OK, folks, so what do those obscure German words in the title mean? A German sociologist named Ferdinand Tonnies coined these terms in 1887 to refer to two normal human association types. Roughly speaking, gemeinschaft refers to "community" and gesellschaft refers to "society." What does this mean in theory?

Gemeinschaft is a system of social relations where everybody knows everybody else, decisions are made through informal (as in not written down in law) though traditional and often ritualistic forms. The most important relationships are kinship networks; who your daddy was and what group he belonged to mattered more than what you ever did. Insiders control things; outsiders mean nothing (and the definition of outsiders is strict). Gemeinschafts are often highly inegalitarian, with social structures determined by "organic" notions of economy, family organization and religious grouping. Think small town, pre-industrial, Old South, Appalachian, feudal, high school, etc. These are all different kinds of gemeinschafts - some are more egalitarian (Appalachian) than others (plantation Old South) but they share the same sense of organic "community."

Gesellschaft is a system of social relations characterized more by formalized, bureaucratic, individual-driven processes. Law and money matter more in a gesellschaft than traditional social position or kinship networks. Gesellschafts accept change very easily, but they tend to be more alienating as "nobody knows anybody" outside their small circle of co-workers and friends. Insiders vs. outsiders matters little in a gesellschaft; but there is little sense of local tradition, heritage or pride. It's more possible to achieve success and "move up" in a gesellschaft, but neighborhoods are more likely to be segregated by class, architecture more generic, and people are more likely to be crassly materialistic. Think of a major city, new suburbs, the North, modernity, large university, etc.

These two sociological formulations are not static. And quite often one type morphs into another. After the US Civil War many Southern communities underwent this sort of transformation from plantation-driven gemeinschafts to capitalist-oriented New South cities like Birmingham, Atlanta and Dallas.

But here's where it gets interesting. To smooth the transition from gemeinschaft to gesellschaft, editorialists in favor of the new order - like Atlanta's editor Henry Grady - threw a major cultural bone to the old order in the form of the Lost Cause. The same newspaper that celebrated industrialism in late 19th century Atlanta (the Constitution) printed Uncle Remus stories celebrating the Old South and offered editorials in favor of the United Daughters of the Confederacy. To smooth the way for the new bourgeois order, capitalists had to pay their respects to the plantation lords of the past.

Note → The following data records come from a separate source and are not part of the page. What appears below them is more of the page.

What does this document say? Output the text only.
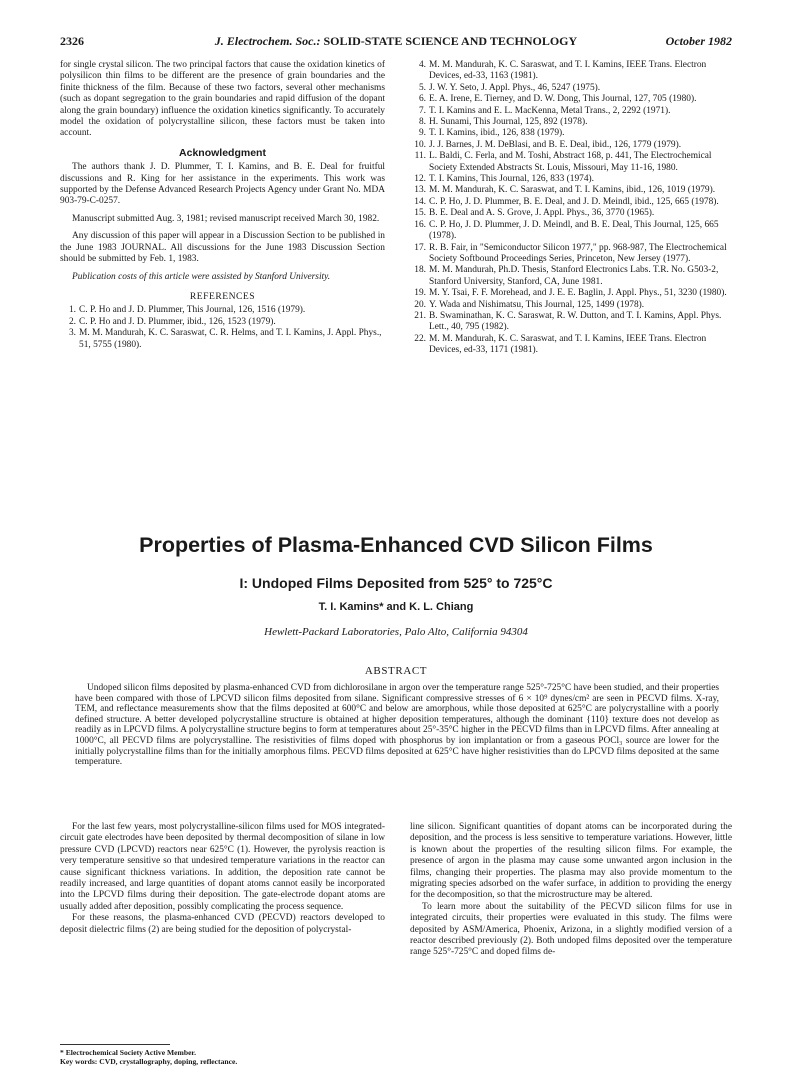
2326	J. Electrochem. Soc.: SOLID-STATE SCIENCE AND TECHNOLOGY	October 1982

for single crystal silicon. The two principal factors that cause the oxidation kinetics of polysilicon thin films to be different are the presence of grain boundaries and the finite thickness of the film. Because of these two factors, several other mechanisms (such as dopant segregation to the grain boundaries and rapid diffusion of the dopant along the grain boundary) influence the oxidation kinetics significantly. To accurately model the oxidation of polycrystalline silicon, these factors must be taken into account.

Acknowledgment

The authors thank J. D. Plummer, T. I. Kamins, and B. E. Deal for fruitful discussions and R. King for her assistance in the experiments. This work was supported by the Defense Advanced Research Projects Agency under Grant No. MDA 903-79-C-0257.

Manuscript submitted Aug. 3, 1981; revised manuscript received March 30, 1982.

Any discussion of this paper will appear in a Discussion Section to be published in the June 1983 JOURNAL. All discussions for the June 1983 Discussion Section should be submitted by Feb. 1, 1983.

Publication costs of this article were assisted by Stanford University.

REFERENCES
1. C. P. Ho and J. D. Plummer, This Journal, 126, 1516 (1979).
2. C. P. Ho and J. D. Plummer, ibid., 126, 1523 (1979).
3. M. M. Mandurah, K. C. Saraswat, C. R. Helms, and T. I. Kamins, J. Appl. Phys., 51, 5755 (1980).
4. M. M. Mandurah, K. C. Saraswat, and T. I. Kamins, IEEE Trans. Electron Devices, ed-33, 1163 (1981).
5. J. W. Y. Seto, J. Appl. Phys., 46, 5247 (1975).
6. E. A. Irene, E. Tierney, and D. W. Dong, This Journal, 127, 705 (1980).
7. T. I. Kamins and E. L. MacKenna, Metal Trans., 2, 2292 (1971).
8. H. Sunami, This Journal, 125, 892 (1978).
9. T. I. Kamins, ibid., 126, 838 (1979).
10. J. J. Barnes, J. M. DeBlasi, and B. E. Deal, ibid., 126, 1779 (1979).
11. L. Baldi, C. Ferla, and M. Toshi, Abstract 168, p. 441, The Electrochemical Society Extended Abstracts St. Louis, Missouri, May 11-16, 1980.
12. T. I. Kamins, This Journal, 126, 833 (1974).
13. M. M. Mandurah, K. C. Saraswat, and T. I. Kamins, ibid., 126, 1019 (1979).
14. C. P. Ho, J. D. Plummer, B. E. Deal, and J. D. Meindl, ibid., 125, 665 (1978).
15. B. E. Deal and A. S. Grove, J. Appl. Phys., 36, 3770 (1965).
16. C. P. Ho, J. D. Plummer, J. D. Meindl, and B. E. Deal, This Journal, 125, 665 (1978).
17. R. B. Fair, in "Semiconductor Silicon 1977," pp. 968-987, The Electrochemical Society Softbound Proceedings Series, Princeton, New Jersey (1977).
18. M. M. Mandurah, Ph.D. Thesis, Stanford Electronics Labs. T.R. No. G503-2, Stanford University, Stanford, CA, June 1981.
19. M. Y. Tsai, F. F. Morehead, and J. E. E. Baglin, J. Appl. Phys., 51, 3230 (1980).
20. Y. Wada and Nishimatsu, This Journal, 125, 1499 (1978).
21. B. Swaminathan, K. C. Saraswat, R. W. Dutton, and T. I. Kamins, Appl. Phys. Lett., 40, 795 (1982).
22. M. M. Mandurah, K. C. Saraswat, and T. I. Kamins, IEEE Trans. Electron Devices, ed-33, 1171 (1981).
Properties of Plasma-Enhanced CVD Silicon Films
I: Undoped Films Deposited from 525° to 725°C
T. I. Kamins* and K. L. Chiang
Hewlett-Packard Laboratories, Palo Alto, California 94304
ABSTRACT

Undoped silicon films deposited by plasma-enhanced CVD from dichlorosilane in argon over the temperature range 525°-725°C have been studied, and their properties have been compared with those of LPCVD silicon films deposited from silane. Significant compressive stresses of 6 × 10⁹ dynes/cm² are seen in PECVD films. X-ray, TEM, and reflectance measurements show that the films deposited at 600°C and below are amorphous, while those deposited at 625°C are polycrystalline with a poorly defined structure. A better developed polycrystalline structure is obtained at higher deposition temperatures, although the dominant {110} texture does not develop as readily as in LPCVD films. A polycrystalline structure begins to form at temperatures about 25°-35°C higher in the PECVD films than in LPCVD films. After annealing at 1000°C, all PECVD films are polycrystalline. The resistivities of films doped with phosphorus by ion implantation or from a gaseous POCl₃ source are lower for the initially polycrystalline films than for the initially amorphous films. PECVD films deposited at 625°C have higher resistivities than do LPCVD films deposited at the same temperature.

For the last few years, most polycrystalline-silicon films used for MOS integrated-circuit gate electrodes have been deposited by thermal decomposition of silane in low pressure CVD (LPCVD) reactors near 625°C (1). However, the pyrolysis reaction is very temperature sensitive so that undesired temperature variations in the reactor can cause significant thickness variations. In addition, the deposition rate cannot be readily increased, and large quantities of dopant atoms cannot easily be incorporated into the LPCVD films during their deposition. The gate-electrode dopant atoms are usually added after deposition, possibly complicating the process sequence.

For these reasons, the plasma-enhanced CVD (PECVD) reactors developed to deposit dielectric films (2) are being studied for the deposition of polycrystal-

line silicon. Significant quantities of dopant atoms can be incorporated during the deposition, and the process is less sensitive to temperature variations. However, little is known about the properties of the resulting silicon films. For example, the presence of argon in the plasma may cause some unwanted argon inclusion in the films, changing their properties. The plasma may also provide momentum to the migrating species adsorbed on the wafer surface, in addition to providing the energy for the decomposition, so that the microstructure may be altered.

To learn more about the suitability of the PECVD silicon films for use in integrated circuits, their properties were evaluated in this study. The films were deposited by ASM/America, Phoenix, Arizona, in a slightly modified version of a reactor described previously (2). Both undoped films deposited over the temperature range 525°-725°C and doped films de-

* Electrochemical Society Active Member.
Key words: CVD, crystallography, doping, reflectance.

Why do I bring these sociological terms up? Because I think the best way to understand changes in Blount County these days is to think of our community as one changing from Gemeinschaft to Gesellschaft. You can even think of Jerry Cunningham and the County Commissioners as the sort of bridge. They're sold out to the developers who are profiting off the transformation even as they lament the loss of their own traditional authority (think of the complaints about the "new" Daily Times). I see evidence of this painful shift all the time, including: complaints about traffic and "rude" drivers, outsiders not being totally excluded but not sure if they're really accepted either, a pending Director of Schools decision pitting an insider against an outsider, a revitalized downtown received with some ambivalence by old-timers, etc.

Anyway, I wanted to put this out there because I think this website is a progressive response to the tensions over transformation from gemeinschaft to gesellschaft. Some posters here are old-timers who never liked the traditional, Republican power structure, but also don't feel comfortable with the way the county is changing. Others (like myself) are outsiders who want to help the community develop in a progressive direction but are unsure about how hard to push for fear of being labeled an interloper.

I'd love to hear other thoughts on this from BlountViews members. Sometimes it's helpful to step back and look at all the changes from a sociological perspective. At the very least, Cunningham's rants make more sense in this context.